Angus Lapsley is well-known to thinktank circles in the UK, Europe and North America

The senior civil servant who lost 50 pages of classified and secret Ministry of Defense (MoD) documents was due to be promoted to the role of UK ambassador to NATO.

According to The Guardian (August 03), Angus Lapsley’s promotion is now highly unlikely as he has forfeited his security clearance because of his grave carelessness.  

Quoting two government sources, The Guardian reports that Lapsley’s security clearance has been suspended pending a full review and he has been redeployed from the MoD to the Foreign Office, from where he was on secondment.   

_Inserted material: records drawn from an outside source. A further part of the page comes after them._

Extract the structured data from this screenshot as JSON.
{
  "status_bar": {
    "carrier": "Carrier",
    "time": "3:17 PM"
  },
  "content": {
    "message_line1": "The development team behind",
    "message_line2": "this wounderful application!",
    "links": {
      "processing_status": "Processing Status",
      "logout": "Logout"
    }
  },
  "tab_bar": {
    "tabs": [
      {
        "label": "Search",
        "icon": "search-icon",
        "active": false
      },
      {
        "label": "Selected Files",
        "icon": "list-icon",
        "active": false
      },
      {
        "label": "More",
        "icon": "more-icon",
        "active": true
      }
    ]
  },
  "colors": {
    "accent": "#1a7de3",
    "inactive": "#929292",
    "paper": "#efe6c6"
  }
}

Lapsley is a veteran civil servant who entered government service in 1991 and reportedly acted as a private secretary for Tony Blair in the early years of his premiership before joining the Foreign Office (now officially called the Foreign, Commonwealth and Development Office).

The secret documents that Lapsley lost – and were later found by a member of the public at a bus stop in Kent – were focused on the UK military and Special Forces’ future role in Afghanistan and provocative naval maneuvers in the Black Sea designed to irritate Russia.

There is growing consternation that Lapsley has not been sufficiently punished for losing secret and classified material which could have potentially fallen into the hands of foreign intelligence services.

Last month, James Sunderland, who is Tory MP for the Bracknell constituency and previously served in the armed forces, said the individual who removed the documents from a government building “must be held fully to account” as “the incident must have involved the deliberate removal of pink (secret) documents from the MoD secure area”.  

For its part, the MoD said in a written statement to the House of Commons last week that “there was no evidence of espionage” and furthermore there “has been no compromise of the papers by our adversaries”.